Joe looked at me and raised his eyebrows. “RICO task force, and Rabold wearing a wire?”
“Sounds heavy,” I said. “And the RICO angle could bring Cancerno into the fold easily enough.”
“Wire?” Amos said.
“Rabold was wearing a wire when he was killed,” Joe said. “You think he could have been working for internal affairs? Maybe setting up Padgett?”
Amos leaned away from the table and held up his hands. “I have no idea, man. None.”
We were all quiet for a bit, thinking it over. Then Joe asked Amos if that was all he had.

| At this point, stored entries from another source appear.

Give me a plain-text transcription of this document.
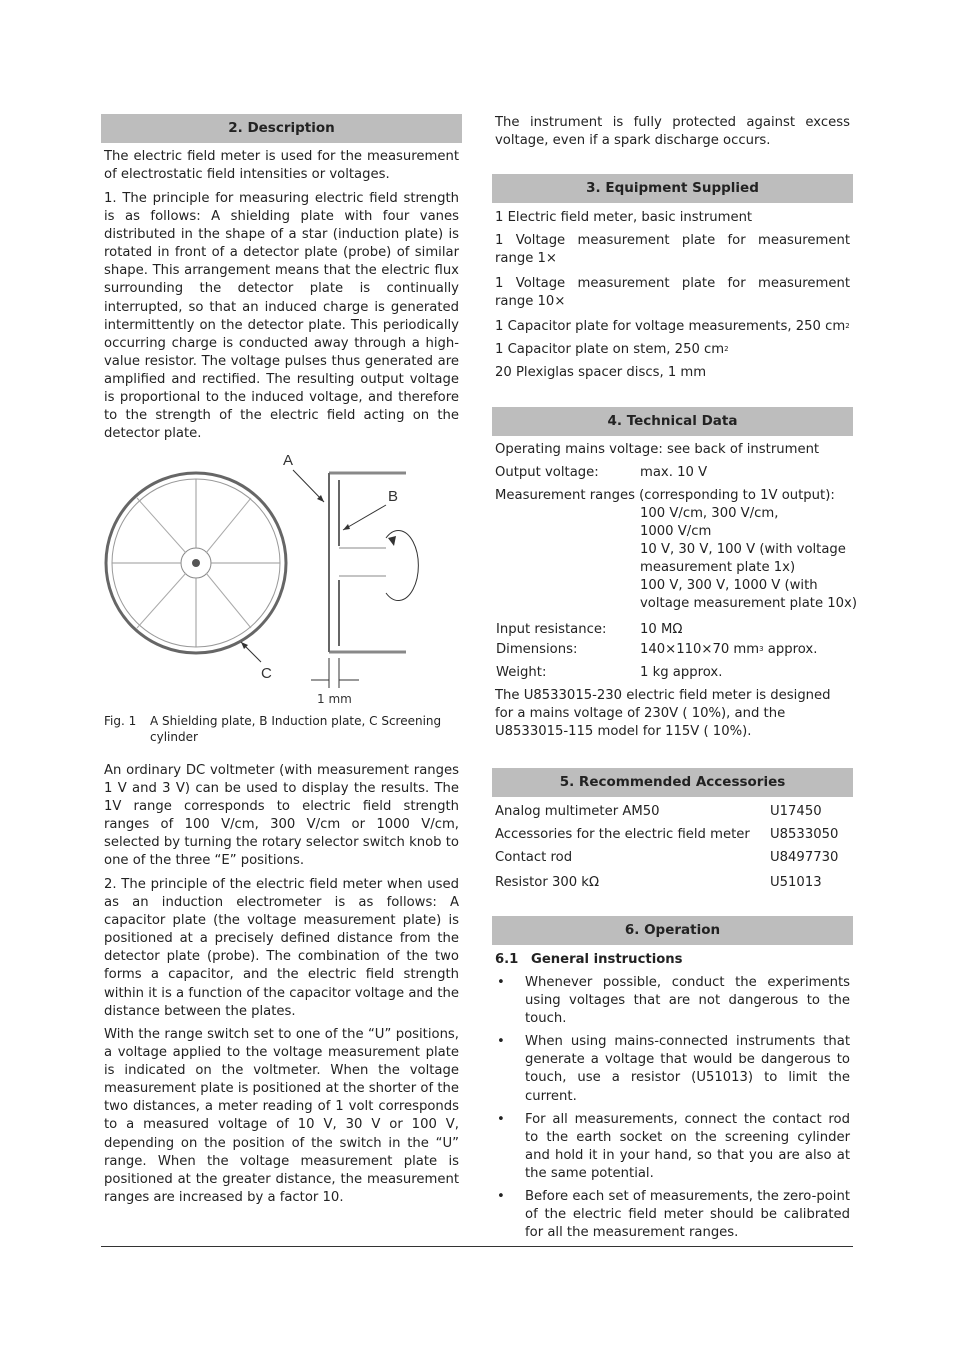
2. Description
The electric field meter is used for the measurement of electrostatic field intensities or voltages.
1. The principle for measuring electric field strength is as follows: A shielding plate with four vanes distributed in the shape of a star (induction plate) is rotated in front of a detector plate (probe) of similar shape. This arrangement means that the electric flux surrounding the detector plate is continually interrupted, so that an induced charge is generated intermittently on the detector plate. This periodically occurring charge is conducted away through a high-value resistor. The voltage pulses thus generated are amplified and rectified. The resulting output voltage is proportional to the induced voltage, and therefore to the strength of the electric field acting on the detector plate.
A
B
C
1 mm
Fig. 1	A Shielding plate, B Induction plate, C Screening cylinder
An ordinary DC voltmeter (with measurement ranges 1 V and 3 V) can be used to display the results. The 1V range corresponds to electric field strength ranges of 100 V/cm, 300 V/cm or 1000 V/cm, selected by turning the rotary selector switch knob to one of the three “E” positions.
2. The principle of the electric field meter when used as an induction electrometer is as follows: A capacitor plate (the voltage measurement plate) is positioned at a precisely defined distance from the detector plate (probe). The combination of the two forms a capacitor, and the electric field strength within it is a function of the capacitor voltage and the distance between the plates.
With the range switch set to one of the “U” positions, a voltage applied to the voltage measurement plate is indicated on the voltmeter. When the voltage measurement plate is positioned at the shorter of the two distances, a meter reading of 1 volt corresponds to a measured voltage of 10 V, 30 V or 100 V, depending on the position of the switch in the “U” range. When the voltage measurement plate is positioned at the greater distance, the measurement ranges are increased by a factor 10.
The instrument is fully protected against excess voltage, even if a spark discharge occurs.
3. Equipment Supplied
1 Electric field meter, basic instrument
1 Voltage measurement plate for measurement range 1×
1 Voltage measurement plate for measurement range 10×
1 Capacitor plate for voltage measurements, 250 $cm^2$
1 Capacitor plate on stem, 250 $cm^2$
20 Plexiglas spacer discs, 1 mm
4. Technical Data
Operating mains voltage: see back of instrument
Output voltage:	max. 10 V
Measurement ranges (corresponding to 1V output):
100 V/cm, 300 V/cm,
1000 V/cm
10 V, 30 V, 100 V (with voltage
measurement plate 1x)
100 V, 300 V, 1000 V (with
voltage measurement plate 10x)
Input resistance:	10 MΩ
Dimensions:	140×110×70 $mm^3$ approx.
Weight:	1 kg approx.
The U8533015-230 electric field meter is designed for a mains voltage of 230V ( 10%), and the U8533015-115 model for 115V ( 10%).
5. Recommended Accessories
Analog multimeter AM50	U17450
Accessories for the electric field meter U8533050
Contact rod	U8497730
Resistor 300 kΩ	U51013
6. Operation
6.1 General instructions
• Whenever possible, conduct the experiments using voltages that are not dangerous to the touch.
• When using mains-connected instruments that generate a voltage that would be dangerous to touch, use a resistor (U51013) to limit the current.
• For all measurements, connect the contact rod to the earth socket on the screening cylinder and hold it in your hand, so that you are also at the same potential.
• Before each set of measurements, the zero-point of the electric field meter should be calibrated for all the measurement ranges.
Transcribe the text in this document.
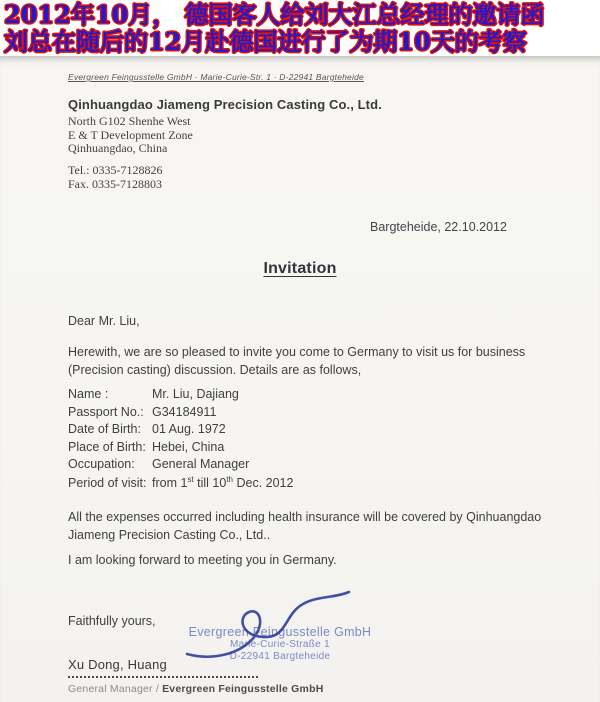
2012年10月， 德国客人给刘大江总经理的邀请函
刘总在随后的12月赴德国进行了为期10天的考察
Evergreen Feingusstelle GmbH · Marie-Curie-Str. 1 · D-22941 Bargteheide
Qinhuangdao Jiameng Precision Casting Co., Ltd.
North G102 Shenhe West
E & T Development Zone
Qinhuangdao, China
Tel.: 0335-7128826
Fax. 0335-7128803
Bargteheide, 22.10.2012
Invitation
Dear Mr. Liu,
Herewith, we are so pleased to invite you come to Germany to visit us for business (Precision casting) discussion. Details are as follows,
Name :	Mr. Liu, Dajiang
Passport No.: G34184911
Date of Birth: 01 Aug. 1972
Place of Birth: Hebei, China
Occupation:	General Manager
Period of visit: from 1st till 10th Dec. 2012
All the expenses occurred including health insurance will be covered by Qinhuangdao Jiameng Precision Casting Co., Ltd..
I am looking forward to meeting you in Germany.
Faithfully yours,
Evergreen Feingusstelle GmbH
Marie-Curie-Straße 1
D-22941 Bargteheide
Xu Dong, Huang
General Manager / Evergreen Feingusstelle GmbH
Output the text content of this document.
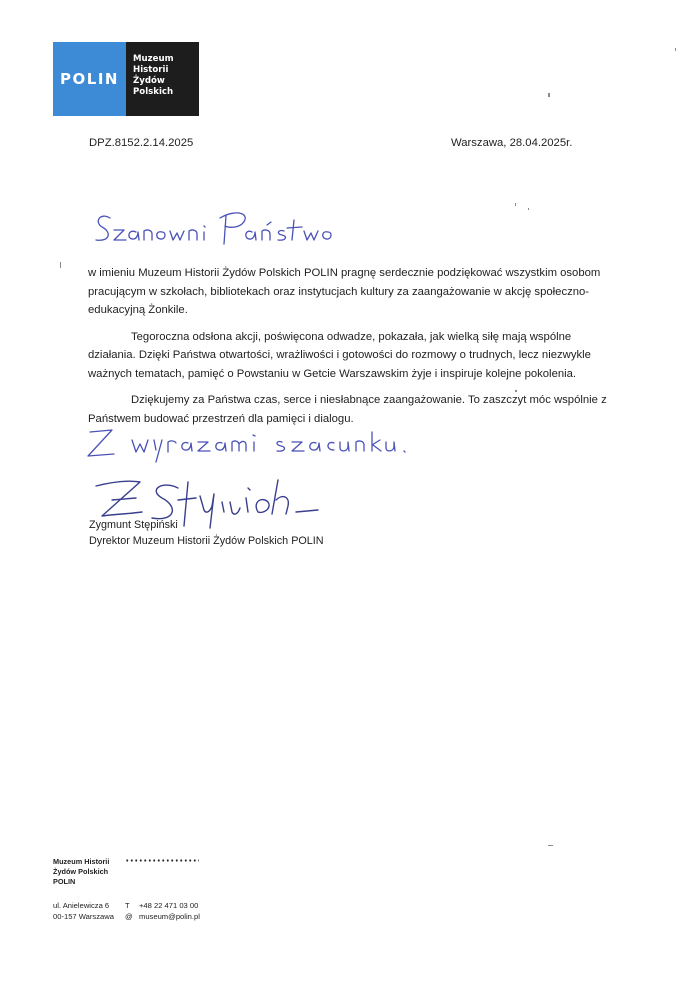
POLIN
Muzeum
Historii
Żydów
Polskich
DPZ.8152.2.14.2025	Warszawa, 28.04.2025r.

w imieniu Muzeum Historii Żydów Polskich POLIN pragnę serdecznie podziękować wszystkim osobom pracującym w szkołach, bibliotekach oraz instytucjach kultury za zaangażowanie w akcję społeczno-edukacyjną Żonkile.

Tegoroczna odsłona akcji, poświęcona odwadze, pokazała, jak wielką siłę mają wspólne działania. Dzięki Państwa otwartości, wrażliwości i gotowości do rozmowy o trudnych, lecz niezwykle ważnych tematach, pamięć o Powstaniu w Getcie Warszawskim żyje i inspiruje kolejne pokolenia.

Dziękujemy za Państwa czas, serce i niesłabnące zaangażowanie. To zaszczyt móc wspólnie z Państwem budować przestrzeń dla pamięci i dialogu.

Zygmunt Stępiński
Dyrektor Muzeum Historii Żydów Polskich POLIN
Muzeum Historii
Żydów Polskich
POLIN
ul. Anielewicza 6
00-157 Warszawa
T +48 22 471 03 00
@ museum@polin.pl
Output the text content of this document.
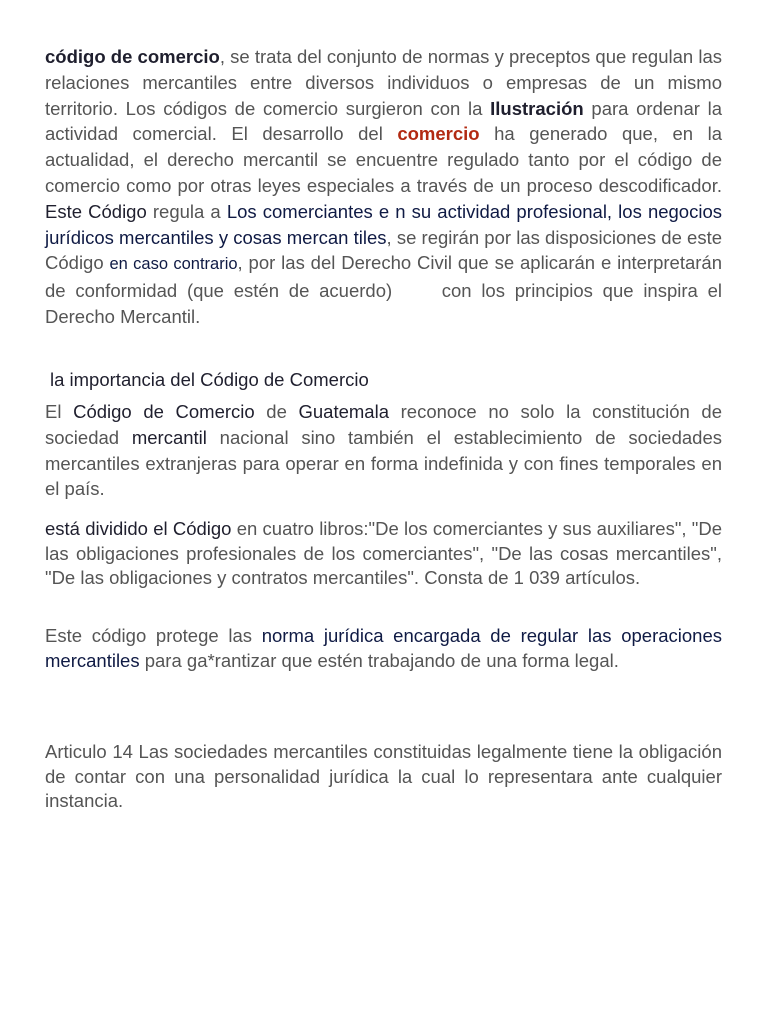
código de comercio, se trata del conjunto de normas y preceptos que regulan las relaciones mercantiles entre diversos individuos o empresas de un mismo territorio. Los códigos de comercio surgieron con la Ilustración para ordenar la actividad comercial. El desarrollo del comercio ha generado que, en la actualidad, el derecho mercantil se encuentre regulado tanto por el código de comercio como por otras leyes especiales a través de un proceso descodificador. Este Código regula a Los comerciantes e n su actividad profesional, los negocios jurídicos mercantiles y cosas mercan tiles, se regirán por las disposiciones de este Código en caso contrario, por las del Derecho Civil que se aplicarán e interpretarán de conformidad (que estén de acuerdo)	con los principios que inspira el Derecho Mercantil.

la importancia del Código de Comercio

El Código de Comercio de Guatemala reconoce no solo la constitución de sociedad mercantil nacional sino también el establecimiento de sociedades mercantiles extranjeras para operar en forma indefinida y con fines temporales en el país.

está dividido el Código en cuatro libros:"De los comerciantes y sus auxiliares", "De las obligaciones profesionales de los comerciantes", "De las cosas mercantiles", "De las obligaciones y contratos mercantiles". Consta de 1 039 artículos.

Este código protege las norma jurídica encargada de regular las operaciones mercantiles para ga*rantizar que estén trabajando de una forma legal.

Articulo 14 Las sociedades mercantiles constituidas legalmente tiene la obligación de contar con una personalidad jurídica la cual lo representara ante cualquier instancia.
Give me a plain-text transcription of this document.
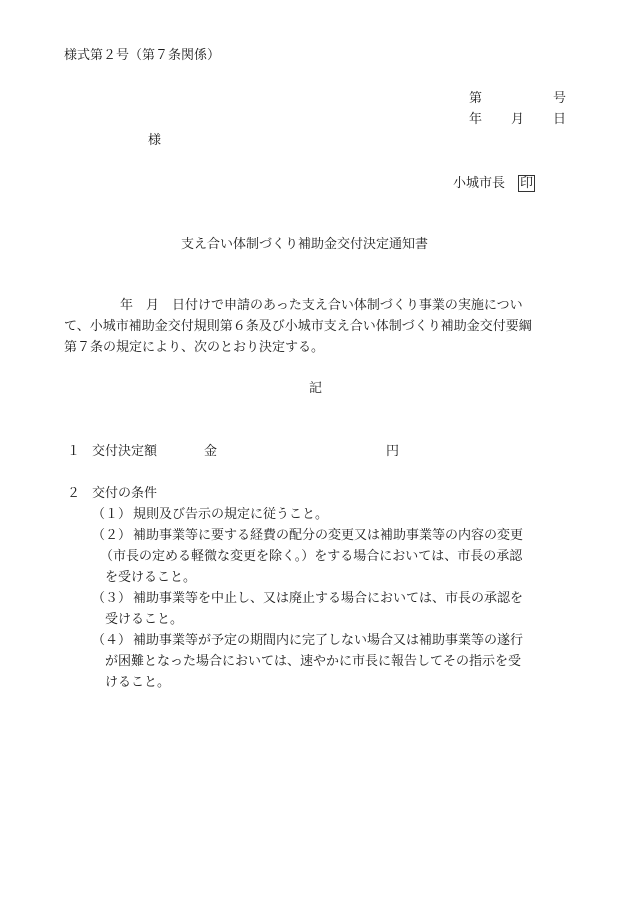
様式第２号（第７条関係）
第	号
年 月 日
様
小城市長 印
支え合い体制づくり補助金交付決定通知書
年 月 日付けで申請のあった支え合い体制づくり事業の実施につい
て、小城市補助金交付規則第６条及び小城市支え合い体制づくり補助金交付要綱
第７条の規定により、次のとおり決定する。
記
１ 交付決定額	金	円
２ 交付の条件
（１） 規則及び告示の規定に従うこと。
（２） 補助事業等に要する経費の配分の変更又は補助事業等の内容の変更
（市長の定める軽微な変更を除く。）をする場合においては、市長の承認
を受けること。
（３） 補助事業等を中止し、又は廃止する場合においては、市長の承認を
受けること。
（４） 補助事業等が予定の期間内に完了しない場合又は補助事業等の遂行
が困難となった場合においては、速やかに市長に報告してその指示を受
けること。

“I’m not done yet,” Amos said. “But before I keep going, I want to ask you boys a straight question and get a straight answer in return. Fair?”
Joe and I nodded.
“All right. Now, Pritchard, you didn’t tell me what this was all about, and I respected that. But I remember some things, maybe more than you two think I would, and I’ve got my own ideas. Does this have something to do with Ed Gradduk getting killed?”
Joe left the answer to me.
“Yes. That’s what it’s about, Amos.”
He pursed his lips and frowned. “I was afraid of that. I remembered what happened between you and that guy before you made the jump to narcotics, son. Remember it didn’t go easy on you.”